Tatjana hob in komischem Entsetzen die Hände.

„Um Himmels willen, Mama! Sei nicht böse, aber ich finde sie grässlich langweilig, diese endlosen Beratungen, wie den Armen zu helfen ist. Es wird da so schrecklich viel geredet und viel zu wenig getan.“

„Also gut, ich dispensiere dich, du brauchst mich nicht zu begleiten, Tatjana. Wenn Sascha Zeit für dich hat, erlaube ich dir, mit ihm auszufahren. Ihr nehmt aber wohl Mademoiselle mit?“

Alexander machte ein drollig entsetztes Gesicht.

„Muss das sein, Mama?“ Tatjana schüttelte, ehe die Mutter antworten konnte, heftig den Kopf. „Ach nein, Mama, Mademoiselle hat ja schon wieder Zahnweh. Und sie friert immer entsetzlich, wenn sie hinaus muss.“

„Außerdem ist sie mindestens tausend Jahre alt und auch ohne geschwollene Wange kein herzerhebender Anblick. Tatjana steht unter meinem Schutz, Mama, da brauchen wir diesen frostklappernden Anstandswauwau nicht.“

Maria Petrowna musste lachen. „Ein Glück, dass Mademoiselle in ihre Heimat zurückkehrt, für sie und für dich.“

Tatjana atmete auf.

„Ja, wahrhaftig, Mama. Und ich bin sehr froh, dass meine neue deutsche Gesellschafterin jung ist. Mit zweiundzwanzig Jahren wird sie nicht so empfindlich gegen Kälte sein wie Mademoiselle.“

„Die Hauptsache ist, dass sie dich in der deutschen Sprache fördert“, sagte die Fürstin.

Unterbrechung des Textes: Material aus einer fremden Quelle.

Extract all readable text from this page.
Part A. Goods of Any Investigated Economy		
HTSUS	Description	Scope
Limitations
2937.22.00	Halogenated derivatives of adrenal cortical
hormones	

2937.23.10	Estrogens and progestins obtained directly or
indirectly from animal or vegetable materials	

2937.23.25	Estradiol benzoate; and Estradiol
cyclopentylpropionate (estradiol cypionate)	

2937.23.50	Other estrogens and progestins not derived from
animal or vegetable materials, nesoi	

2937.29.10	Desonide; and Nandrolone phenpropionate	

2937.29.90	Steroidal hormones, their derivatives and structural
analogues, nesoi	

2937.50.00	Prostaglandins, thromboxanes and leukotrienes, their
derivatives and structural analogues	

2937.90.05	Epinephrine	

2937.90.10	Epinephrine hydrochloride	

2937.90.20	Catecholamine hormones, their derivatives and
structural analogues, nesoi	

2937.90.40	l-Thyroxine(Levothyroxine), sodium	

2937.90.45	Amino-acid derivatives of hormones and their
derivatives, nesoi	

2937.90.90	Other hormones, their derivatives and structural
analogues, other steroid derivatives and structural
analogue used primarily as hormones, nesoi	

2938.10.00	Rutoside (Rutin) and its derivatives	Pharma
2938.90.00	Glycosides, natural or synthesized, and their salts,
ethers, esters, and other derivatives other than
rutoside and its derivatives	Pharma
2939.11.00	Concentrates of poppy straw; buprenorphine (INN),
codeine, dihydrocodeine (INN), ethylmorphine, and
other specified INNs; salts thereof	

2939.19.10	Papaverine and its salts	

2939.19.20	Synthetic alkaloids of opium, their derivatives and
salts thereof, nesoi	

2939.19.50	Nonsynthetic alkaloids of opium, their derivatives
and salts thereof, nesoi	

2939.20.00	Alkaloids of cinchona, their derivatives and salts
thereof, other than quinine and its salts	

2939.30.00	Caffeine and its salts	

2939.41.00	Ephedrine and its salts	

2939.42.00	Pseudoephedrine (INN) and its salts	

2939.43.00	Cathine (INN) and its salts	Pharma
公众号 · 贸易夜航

Tatjana wurde rot und hob verlegen ihre Handarbeit auf.

Seit einiger Zeit erwies der junge Fürst Wladimir Sogareff der jungen Dame sehr viel Aufmerksamkeit. Und Fürst Wladimirs Vater sollte demnächst den Botschafterposten in Berlin erhalten. Sein Sohn würde den Vater begleiten, und man nahm an, dass auch Fürst Wladimir, der gleichfalls Diplomat war, in Berlin eine Anstellung fand.

Fürst Wladimir berechtigte zu großen Hoffnungen. Man nannte ihn einen klugen Kopf, einen Mann, dem eine große Zukunft bevorstand.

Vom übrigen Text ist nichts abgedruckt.